In 1971, Shepard became the first being in the universe — as far as we know — to hit golf balls on the moon.
Shepard took his space swings after completing a moonwalk during Apollo 14′s lunar mission.
NASA even took a video of Shepard’s short golf game, which he played some 238,857 miles away from the nearest course.
“Houston … you might recognize what I have in my hand as the handle for the contingency sample return; it just so happens to have a genuine six iron on the bottom of it,” Shepard said in a moon-to-Earth transmission.
“In my left hand, I have a little white pellet that’s familiar to millions of Americans. I’ll drop it down. Unfortunately, the suit is so stiff, I can’t do this with two hands, but I’m going to try a little sand-trap shot here.”
Shepard hit a bunch of soil with the ball on his first moon shot. The ball traveled all of 2-3 feet on his second try. His third stroke sent the orb out of the camera’s view.
The astronaut saved his best for the second ball, which he claimed to have soared “miles and miles and miles” through the moon’s atmosphere.

NASA photo taken from Apollo 14 in 1971, showing a golf ball hit by Alan Shepard and a javelin on the moon's surface.
In 1991, Shepard shed more light on his extraterrestrial golf story.

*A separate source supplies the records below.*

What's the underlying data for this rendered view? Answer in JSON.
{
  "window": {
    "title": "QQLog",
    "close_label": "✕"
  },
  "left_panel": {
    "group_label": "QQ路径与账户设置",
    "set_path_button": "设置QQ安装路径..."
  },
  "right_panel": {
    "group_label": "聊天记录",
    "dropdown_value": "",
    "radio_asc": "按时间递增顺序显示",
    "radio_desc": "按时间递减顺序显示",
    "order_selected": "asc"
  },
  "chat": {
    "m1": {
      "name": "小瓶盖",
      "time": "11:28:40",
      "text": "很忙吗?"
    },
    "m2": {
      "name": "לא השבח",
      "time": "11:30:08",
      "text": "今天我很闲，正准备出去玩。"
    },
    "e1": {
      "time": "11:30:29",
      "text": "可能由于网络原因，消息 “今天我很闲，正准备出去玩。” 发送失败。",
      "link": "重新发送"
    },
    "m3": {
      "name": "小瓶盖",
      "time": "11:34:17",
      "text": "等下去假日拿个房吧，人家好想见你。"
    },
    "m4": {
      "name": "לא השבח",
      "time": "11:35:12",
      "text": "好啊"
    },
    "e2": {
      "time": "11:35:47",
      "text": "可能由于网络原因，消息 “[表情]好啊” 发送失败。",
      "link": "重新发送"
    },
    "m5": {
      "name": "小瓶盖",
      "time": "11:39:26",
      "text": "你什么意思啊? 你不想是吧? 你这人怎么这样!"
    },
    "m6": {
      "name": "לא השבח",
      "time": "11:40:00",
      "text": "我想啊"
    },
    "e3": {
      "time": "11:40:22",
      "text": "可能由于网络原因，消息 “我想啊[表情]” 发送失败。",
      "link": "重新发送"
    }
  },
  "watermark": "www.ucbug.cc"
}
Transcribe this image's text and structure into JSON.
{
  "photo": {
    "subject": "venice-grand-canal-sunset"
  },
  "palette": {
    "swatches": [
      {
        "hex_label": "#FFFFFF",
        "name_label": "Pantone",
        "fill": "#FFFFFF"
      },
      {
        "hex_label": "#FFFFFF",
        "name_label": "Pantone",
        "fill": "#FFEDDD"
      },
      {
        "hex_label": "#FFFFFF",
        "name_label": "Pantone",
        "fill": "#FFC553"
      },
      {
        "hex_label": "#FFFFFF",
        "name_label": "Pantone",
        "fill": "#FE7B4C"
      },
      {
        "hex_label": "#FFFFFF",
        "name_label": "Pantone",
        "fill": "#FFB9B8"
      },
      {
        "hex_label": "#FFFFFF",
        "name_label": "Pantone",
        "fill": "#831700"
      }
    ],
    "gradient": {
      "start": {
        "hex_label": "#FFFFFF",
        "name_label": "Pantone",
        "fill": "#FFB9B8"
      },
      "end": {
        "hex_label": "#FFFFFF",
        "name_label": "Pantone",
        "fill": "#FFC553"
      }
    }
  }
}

“The deal I made with the boss was that if things were messed up on the surface, I wouldn’t play with it, because we would be accused of being too frivolous,” he said in an interview.
“But, if things had gone well, which they did, then the last thing I was going to do, before climbing up the ladder to come home, was to whack these two golf balls, which I did, and I folded up the collapsible golf club and brought it back with me. The balls are still up there.”